さて、とりあえ任務は終えたし、おまけに運良く虫飼いの容態も知ることもできたわけだし、そろそろ引き上げるか。
正直な話、ライグは厄介な虫飼いを殺せるなら殺そうと思っていた。しかし、ガルアから無謀なことはせず与えられた役目を終えたら速やかに戻れと言われていたし、メリダがあまりにも虫飼いを必死に守ろうとするものだから、虫飼いを殺すのがなんだか億劫になってしまった。敵兵に情けをかけるなど軍人としてあるまじき行為だが、今のライグの容貌は軍人ではなくただの農民の子供に過ぎない。それならば、外見に従い多少の慈悲くらい恵んでやってもいいだろう。
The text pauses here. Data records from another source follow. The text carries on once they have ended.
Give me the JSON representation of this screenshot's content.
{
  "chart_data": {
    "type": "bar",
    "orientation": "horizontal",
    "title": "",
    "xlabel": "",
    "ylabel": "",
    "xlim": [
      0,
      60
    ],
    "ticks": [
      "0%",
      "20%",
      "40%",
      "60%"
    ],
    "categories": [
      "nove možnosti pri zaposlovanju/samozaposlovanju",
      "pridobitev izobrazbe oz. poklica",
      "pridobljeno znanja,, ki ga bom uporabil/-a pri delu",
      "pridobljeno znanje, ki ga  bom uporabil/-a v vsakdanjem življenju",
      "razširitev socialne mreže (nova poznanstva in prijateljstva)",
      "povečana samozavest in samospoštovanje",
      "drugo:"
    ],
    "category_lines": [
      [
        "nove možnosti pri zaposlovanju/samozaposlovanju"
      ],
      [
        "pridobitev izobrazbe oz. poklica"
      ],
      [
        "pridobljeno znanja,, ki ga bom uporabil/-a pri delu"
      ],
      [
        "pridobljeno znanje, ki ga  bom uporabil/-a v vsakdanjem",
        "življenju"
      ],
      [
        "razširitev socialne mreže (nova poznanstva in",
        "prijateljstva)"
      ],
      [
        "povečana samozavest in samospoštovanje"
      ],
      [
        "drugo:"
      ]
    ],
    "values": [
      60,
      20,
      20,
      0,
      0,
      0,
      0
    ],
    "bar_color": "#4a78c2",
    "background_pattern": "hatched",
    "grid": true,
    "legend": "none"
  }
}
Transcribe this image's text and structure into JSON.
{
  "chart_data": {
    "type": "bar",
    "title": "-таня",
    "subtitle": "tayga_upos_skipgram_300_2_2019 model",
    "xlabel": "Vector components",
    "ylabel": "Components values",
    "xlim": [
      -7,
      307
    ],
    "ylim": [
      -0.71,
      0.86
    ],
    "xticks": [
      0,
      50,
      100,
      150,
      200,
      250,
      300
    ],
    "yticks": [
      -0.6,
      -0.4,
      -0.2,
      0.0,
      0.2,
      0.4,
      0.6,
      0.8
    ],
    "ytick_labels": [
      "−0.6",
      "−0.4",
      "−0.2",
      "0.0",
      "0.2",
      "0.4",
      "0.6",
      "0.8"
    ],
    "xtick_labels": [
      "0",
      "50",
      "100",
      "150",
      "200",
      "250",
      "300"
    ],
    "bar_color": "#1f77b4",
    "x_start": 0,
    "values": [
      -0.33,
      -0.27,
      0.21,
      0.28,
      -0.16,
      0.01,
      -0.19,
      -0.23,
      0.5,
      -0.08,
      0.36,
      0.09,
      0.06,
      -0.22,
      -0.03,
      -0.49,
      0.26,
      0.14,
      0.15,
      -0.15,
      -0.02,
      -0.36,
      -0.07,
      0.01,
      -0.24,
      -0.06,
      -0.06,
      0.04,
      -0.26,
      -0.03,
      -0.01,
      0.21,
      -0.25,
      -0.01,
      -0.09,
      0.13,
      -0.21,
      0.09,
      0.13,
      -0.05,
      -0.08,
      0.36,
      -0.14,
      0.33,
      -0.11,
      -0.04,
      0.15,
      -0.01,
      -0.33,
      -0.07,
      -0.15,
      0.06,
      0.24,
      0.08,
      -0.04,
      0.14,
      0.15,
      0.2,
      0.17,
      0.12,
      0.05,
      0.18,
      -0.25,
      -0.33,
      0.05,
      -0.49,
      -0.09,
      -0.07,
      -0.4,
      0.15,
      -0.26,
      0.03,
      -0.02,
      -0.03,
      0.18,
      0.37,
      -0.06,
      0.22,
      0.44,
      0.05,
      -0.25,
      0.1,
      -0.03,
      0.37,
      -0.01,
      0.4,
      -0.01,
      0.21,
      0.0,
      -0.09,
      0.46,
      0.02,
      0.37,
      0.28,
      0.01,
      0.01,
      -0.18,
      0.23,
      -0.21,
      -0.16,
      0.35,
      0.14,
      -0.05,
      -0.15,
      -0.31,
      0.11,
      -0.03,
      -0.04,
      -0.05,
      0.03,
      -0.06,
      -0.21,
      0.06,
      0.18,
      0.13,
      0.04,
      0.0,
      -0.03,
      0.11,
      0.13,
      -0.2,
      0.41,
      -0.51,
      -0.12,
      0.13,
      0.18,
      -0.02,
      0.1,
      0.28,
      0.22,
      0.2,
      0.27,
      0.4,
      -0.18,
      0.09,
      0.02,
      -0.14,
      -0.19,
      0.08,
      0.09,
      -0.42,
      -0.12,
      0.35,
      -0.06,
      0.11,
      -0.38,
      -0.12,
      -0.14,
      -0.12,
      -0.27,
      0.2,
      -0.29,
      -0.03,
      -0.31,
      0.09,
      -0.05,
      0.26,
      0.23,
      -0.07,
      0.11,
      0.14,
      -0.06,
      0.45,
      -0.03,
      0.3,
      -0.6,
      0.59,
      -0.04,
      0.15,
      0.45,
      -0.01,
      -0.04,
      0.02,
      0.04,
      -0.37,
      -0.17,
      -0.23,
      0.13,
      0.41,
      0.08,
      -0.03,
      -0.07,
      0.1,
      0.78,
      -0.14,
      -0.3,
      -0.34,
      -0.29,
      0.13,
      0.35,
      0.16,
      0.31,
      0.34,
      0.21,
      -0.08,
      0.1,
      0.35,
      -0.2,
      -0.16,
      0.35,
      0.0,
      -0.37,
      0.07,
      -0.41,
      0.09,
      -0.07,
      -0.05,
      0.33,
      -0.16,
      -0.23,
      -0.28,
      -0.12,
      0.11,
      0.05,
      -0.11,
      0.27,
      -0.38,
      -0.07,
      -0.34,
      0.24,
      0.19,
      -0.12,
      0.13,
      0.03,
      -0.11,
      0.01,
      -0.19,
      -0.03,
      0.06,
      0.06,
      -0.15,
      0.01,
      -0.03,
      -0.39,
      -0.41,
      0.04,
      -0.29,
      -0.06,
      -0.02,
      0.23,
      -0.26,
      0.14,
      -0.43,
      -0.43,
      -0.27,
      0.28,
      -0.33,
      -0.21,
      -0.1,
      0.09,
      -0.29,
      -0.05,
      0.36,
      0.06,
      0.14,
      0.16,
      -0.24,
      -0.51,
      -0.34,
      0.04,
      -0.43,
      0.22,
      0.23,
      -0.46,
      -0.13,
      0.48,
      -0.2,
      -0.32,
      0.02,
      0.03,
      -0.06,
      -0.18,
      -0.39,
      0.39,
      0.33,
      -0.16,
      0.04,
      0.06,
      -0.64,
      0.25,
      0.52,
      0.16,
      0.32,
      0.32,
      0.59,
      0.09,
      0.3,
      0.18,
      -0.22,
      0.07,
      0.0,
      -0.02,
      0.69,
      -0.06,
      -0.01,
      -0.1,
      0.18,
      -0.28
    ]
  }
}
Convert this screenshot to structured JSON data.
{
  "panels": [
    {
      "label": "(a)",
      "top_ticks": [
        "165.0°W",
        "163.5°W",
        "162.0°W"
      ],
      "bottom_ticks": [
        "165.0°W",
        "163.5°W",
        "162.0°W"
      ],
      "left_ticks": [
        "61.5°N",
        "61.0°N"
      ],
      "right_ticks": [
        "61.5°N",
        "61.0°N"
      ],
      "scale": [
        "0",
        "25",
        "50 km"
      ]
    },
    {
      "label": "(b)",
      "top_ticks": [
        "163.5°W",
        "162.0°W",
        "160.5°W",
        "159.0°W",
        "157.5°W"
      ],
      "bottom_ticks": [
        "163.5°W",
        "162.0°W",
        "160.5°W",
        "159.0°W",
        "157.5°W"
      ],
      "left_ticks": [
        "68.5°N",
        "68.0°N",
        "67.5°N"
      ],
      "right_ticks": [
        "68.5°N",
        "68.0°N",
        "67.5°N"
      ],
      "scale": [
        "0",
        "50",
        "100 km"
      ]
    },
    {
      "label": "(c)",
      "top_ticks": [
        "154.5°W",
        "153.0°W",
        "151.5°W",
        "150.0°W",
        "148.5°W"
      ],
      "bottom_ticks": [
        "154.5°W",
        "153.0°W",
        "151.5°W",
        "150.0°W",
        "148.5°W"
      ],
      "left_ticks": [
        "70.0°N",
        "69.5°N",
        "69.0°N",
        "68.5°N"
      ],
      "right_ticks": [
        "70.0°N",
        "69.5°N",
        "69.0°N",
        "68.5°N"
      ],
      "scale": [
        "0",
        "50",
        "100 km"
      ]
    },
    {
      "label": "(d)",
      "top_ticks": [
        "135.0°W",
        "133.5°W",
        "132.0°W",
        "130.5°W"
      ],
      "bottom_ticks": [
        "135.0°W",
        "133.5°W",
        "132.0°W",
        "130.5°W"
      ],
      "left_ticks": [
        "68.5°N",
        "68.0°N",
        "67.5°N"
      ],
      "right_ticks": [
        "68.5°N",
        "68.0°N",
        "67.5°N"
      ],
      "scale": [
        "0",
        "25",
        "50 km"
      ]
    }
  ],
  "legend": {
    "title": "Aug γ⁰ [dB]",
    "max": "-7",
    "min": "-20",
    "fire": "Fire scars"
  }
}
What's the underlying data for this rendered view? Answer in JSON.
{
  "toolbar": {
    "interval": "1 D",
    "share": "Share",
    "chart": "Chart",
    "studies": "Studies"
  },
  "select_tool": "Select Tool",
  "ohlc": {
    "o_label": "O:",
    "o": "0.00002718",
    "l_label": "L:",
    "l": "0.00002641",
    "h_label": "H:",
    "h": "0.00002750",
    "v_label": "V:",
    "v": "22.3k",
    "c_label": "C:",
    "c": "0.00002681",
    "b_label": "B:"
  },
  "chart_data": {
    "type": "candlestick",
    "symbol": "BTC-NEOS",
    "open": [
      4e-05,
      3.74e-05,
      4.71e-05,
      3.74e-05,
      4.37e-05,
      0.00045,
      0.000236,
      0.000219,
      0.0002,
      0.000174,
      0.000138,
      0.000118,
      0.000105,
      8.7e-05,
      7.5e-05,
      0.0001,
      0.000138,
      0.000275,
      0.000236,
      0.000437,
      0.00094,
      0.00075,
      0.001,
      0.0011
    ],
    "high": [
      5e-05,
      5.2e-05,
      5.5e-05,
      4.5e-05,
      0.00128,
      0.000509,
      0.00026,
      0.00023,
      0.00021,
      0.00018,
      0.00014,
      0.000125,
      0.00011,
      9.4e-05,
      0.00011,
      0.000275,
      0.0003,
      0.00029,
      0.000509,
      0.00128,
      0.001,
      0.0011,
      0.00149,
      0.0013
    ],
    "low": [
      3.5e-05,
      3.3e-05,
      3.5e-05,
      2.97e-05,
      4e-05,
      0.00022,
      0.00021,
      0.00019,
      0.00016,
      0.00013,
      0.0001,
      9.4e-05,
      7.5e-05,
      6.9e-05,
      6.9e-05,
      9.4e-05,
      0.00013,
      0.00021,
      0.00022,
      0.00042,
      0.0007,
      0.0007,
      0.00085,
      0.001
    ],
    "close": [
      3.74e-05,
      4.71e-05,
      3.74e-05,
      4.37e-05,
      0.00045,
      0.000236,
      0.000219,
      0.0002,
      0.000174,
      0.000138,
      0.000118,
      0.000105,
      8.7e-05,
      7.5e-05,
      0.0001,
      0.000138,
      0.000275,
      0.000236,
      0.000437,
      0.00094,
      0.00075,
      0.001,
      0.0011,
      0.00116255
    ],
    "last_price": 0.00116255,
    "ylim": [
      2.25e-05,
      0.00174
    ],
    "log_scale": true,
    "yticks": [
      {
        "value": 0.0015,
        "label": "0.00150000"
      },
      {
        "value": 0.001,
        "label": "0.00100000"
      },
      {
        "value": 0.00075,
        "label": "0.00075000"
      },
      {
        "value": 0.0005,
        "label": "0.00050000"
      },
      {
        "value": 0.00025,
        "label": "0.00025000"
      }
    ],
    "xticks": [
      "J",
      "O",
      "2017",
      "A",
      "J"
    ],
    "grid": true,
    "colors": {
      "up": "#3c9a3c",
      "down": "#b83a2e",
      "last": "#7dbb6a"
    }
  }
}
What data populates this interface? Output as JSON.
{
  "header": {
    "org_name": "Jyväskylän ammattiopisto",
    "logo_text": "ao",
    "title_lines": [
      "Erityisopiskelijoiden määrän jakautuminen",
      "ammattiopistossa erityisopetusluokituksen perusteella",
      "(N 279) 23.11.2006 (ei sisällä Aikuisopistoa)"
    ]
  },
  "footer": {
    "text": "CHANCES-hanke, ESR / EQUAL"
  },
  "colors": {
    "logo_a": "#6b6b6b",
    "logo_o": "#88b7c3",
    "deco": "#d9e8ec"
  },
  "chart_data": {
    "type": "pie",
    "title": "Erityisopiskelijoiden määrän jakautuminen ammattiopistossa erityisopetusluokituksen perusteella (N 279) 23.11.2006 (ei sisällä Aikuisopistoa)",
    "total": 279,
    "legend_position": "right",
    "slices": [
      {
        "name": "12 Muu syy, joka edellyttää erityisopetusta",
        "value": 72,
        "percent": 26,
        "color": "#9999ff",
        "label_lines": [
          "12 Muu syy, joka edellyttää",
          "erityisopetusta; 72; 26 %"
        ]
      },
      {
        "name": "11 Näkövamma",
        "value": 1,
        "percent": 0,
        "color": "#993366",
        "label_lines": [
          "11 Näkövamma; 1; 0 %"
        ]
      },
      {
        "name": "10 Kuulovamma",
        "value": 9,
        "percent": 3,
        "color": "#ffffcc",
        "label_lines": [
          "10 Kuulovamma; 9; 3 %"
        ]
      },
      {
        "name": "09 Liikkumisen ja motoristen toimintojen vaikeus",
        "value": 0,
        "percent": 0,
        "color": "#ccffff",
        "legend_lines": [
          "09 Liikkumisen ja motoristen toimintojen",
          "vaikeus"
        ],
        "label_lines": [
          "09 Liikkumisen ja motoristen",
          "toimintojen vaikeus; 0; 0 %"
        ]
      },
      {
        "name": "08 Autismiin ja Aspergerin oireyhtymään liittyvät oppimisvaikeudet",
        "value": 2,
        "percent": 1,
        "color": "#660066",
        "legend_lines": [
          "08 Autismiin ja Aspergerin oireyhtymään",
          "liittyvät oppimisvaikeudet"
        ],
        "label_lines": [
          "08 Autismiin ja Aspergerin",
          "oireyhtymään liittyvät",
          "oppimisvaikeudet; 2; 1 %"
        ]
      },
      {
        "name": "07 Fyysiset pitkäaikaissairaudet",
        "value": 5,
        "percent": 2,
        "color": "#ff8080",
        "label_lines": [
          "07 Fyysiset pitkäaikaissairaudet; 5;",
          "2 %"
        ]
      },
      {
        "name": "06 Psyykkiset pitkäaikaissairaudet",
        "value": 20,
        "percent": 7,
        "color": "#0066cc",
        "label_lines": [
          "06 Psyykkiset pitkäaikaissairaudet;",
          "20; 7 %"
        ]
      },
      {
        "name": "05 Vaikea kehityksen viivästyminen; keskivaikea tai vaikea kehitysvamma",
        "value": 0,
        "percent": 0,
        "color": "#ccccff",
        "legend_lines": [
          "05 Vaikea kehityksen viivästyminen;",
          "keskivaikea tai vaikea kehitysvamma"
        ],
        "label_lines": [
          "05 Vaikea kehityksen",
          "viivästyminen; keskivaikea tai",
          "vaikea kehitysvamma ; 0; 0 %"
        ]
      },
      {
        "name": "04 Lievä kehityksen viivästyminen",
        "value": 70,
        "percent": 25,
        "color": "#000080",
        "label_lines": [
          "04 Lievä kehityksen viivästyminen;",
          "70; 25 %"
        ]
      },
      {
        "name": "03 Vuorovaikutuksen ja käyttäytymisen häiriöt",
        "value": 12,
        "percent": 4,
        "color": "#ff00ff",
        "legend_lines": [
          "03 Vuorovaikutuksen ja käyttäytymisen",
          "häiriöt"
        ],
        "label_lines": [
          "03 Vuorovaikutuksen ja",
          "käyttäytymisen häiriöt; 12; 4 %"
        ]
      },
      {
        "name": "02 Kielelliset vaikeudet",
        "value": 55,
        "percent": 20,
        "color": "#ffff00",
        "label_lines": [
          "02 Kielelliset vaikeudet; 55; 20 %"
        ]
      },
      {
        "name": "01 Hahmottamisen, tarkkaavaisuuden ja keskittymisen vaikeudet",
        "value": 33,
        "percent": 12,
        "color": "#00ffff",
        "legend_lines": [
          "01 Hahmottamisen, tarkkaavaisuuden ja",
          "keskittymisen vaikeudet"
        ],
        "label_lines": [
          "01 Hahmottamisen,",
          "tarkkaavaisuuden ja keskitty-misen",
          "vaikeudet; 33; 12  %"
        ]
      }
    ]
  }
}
ライグはメリダとアンダーソンが起きていないのを改めて確認すると、例の小さな窓に近づいた。廊下を使って逃亡するのはどう考えても危険なため、ここから飛び降りるのが一番安全そうだ。
ライグは窓枠を掴んでよじ登り、外の様子を窺った。幸いなことに、少し下に張り出した屋根が見える。その屋根上を歩いてゆけば、ティリンスが言っていた抜け道の近くまで行けるだろう。ライグは心の中でティリンスに感謝と武運を祈る言葉を投げかけ、他の皇国軍が駆けつける前に議事堂を脱出するため、急いでその場を後にした。